Our advice is for organizations to continue to focus on programmatic work (rather than building administrative infrastructure), and to plan for FDC grants within the growth range outlined in the FDC process. This means that organizations receiving annual plan grants should not plan to dramatically increase their expenses in the coming two years unless they are also expanding their outside funding.

This has always been the case – both in the FDC guidelines and empirically, looking at the growth of grants to date. We are reiterating and reinforcing it with this decision. Keeping funding levels the same for two years means that there will not be unanticipated dramatic change in the FDC budget.

  • I thought we had plenty of money. Isn't the WMF growing as well? Is this just an effort to curtail chapter growth?

The WMF's pace of growth has slowed considerably in the last couple of years, as we are trying to identify how we and the movement can be most effective.

We are taking the long view – today we have ample funding thanks to public support, but we want to ensure that we are not growing just because we can. We have a responsibility to ensure that our donors' money is spent well. As we explained in our Guidance for the FDC (published in the April 2013 Board meeting), we encourage a prudent rate of growth and institutionalization for all Wikimedia organizations, including the WMF.

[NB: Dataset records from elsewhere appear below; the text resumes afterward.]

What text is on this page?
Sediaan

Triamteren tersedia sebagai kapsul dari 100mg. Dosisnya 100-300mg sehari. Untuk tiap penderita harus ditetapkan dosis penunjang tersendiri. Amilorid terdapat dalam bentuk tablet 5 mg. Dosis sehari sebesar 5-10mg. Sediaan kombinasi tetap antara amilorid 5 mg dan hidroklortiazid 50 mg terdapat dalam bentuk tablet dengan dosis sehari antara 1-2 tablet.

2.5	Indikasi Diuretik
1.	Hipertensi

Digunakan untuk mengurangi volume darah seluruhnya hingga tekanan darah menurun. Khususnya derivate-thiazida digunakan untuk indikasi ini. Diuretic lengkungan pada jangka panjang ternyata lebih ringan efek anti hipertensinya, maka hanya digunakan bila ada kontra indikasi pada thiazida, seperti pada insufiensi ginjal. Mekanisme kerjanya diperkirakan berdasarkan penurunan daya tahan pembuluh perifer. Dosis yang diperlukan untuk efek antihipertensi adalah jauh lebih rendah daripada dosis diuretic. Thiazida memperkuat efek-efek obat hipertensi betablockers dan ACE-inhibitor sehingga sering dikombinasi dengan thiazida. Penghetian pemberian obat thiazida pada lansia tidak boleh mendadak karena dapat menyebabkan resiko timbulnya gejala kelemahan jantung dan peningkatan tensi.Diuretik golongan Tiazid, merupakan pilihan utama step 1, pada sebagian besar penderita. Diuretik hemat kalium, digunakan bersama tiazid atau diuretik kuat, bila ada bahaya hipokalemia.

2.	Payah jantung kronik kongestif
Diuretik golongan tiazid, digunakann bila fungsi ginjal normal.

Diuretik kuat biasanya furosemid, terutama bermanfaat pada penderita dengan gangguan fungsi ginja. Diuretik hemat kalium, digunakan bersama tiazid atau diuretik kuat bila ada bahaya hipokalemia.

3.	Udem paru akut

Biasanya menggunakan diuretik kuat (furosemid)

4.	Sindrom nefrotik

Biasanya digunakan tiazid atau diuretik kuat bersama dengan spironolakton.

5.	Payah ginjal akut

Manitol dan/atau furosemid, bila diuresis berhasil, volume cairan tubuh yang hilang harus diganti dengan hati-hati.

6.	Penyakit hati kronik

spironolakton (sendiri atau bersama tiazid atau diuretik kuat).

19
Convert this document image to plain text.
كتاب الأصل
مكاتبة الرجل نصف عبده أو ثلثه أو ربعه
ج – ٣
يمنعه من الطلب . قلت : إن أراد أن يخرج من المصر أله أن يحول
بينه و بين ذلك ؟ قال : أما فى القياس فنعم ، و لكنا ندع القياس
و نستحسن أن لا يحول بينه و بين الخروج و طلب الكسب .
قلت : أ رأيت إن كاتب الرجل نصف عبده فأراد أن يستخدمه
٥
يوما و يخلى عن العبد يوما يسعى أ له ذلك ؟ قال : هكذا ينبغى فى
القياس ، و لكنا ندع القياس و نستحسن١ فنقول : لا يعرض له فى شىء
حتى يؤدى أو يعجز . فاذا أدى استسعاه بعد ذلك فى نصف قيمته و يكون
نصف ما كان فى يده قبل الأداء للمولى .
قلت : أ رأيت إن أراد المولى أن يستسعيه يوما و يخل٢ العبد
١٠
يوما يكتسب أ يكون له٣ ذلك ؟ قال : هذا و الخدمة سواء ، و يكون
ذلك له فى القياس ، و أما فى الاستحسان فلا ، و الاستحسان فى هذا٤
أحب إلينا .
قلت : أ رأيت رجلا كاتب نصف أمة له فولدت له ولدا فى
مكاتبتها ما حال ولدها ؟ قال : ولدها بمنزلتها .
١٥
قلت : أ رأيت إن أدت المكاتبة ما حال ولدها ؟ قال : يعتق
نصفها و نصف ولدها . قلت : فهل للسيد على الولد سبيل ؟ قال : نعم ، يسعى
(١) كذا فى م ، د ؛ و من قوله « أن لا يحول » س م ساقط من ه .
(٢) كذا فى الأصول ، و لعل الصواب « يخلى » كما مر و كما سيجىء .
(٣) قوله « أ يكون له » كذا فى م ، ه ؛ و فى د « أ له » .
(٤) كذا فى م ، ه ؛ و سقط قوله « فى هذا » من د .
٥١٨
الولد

  • What if a new entity applies for FDC funding in the next two years – won't that increase competition for FDC funds? What if an entity that had been receiving major grants "converts" to FDC funding?

This decision is not meant to increase competition among entities. While we expect the overall total of FDC funding to remain approximately the same, we can increase the total of Annual Plan Grant/FDC funds if there are new applicants in the next two years that had previously been receiving significant grants from another process. In other words, we expect grant money to travel with any new FDC entities, to accommodate entities moving between funding paths.

  • Why did it take so long to publish these two decisions and this FAQ?

We made these decisions in our November 2013 board meeting, and subsequently shared them with with the FDC and AffCom before making it public. AffCom had concerns about our decision, which they shared with us. We are grateful for the time and comments from both the FDC and the AffCom, which play a vital role as advisory committees. We wanted to take ample time as a Board to discuss concerns in advance of publishing our decisions, and to clarify the language we used and this FAQ accordingly.

If you have additional concerns or questions, please share them, and we will answer.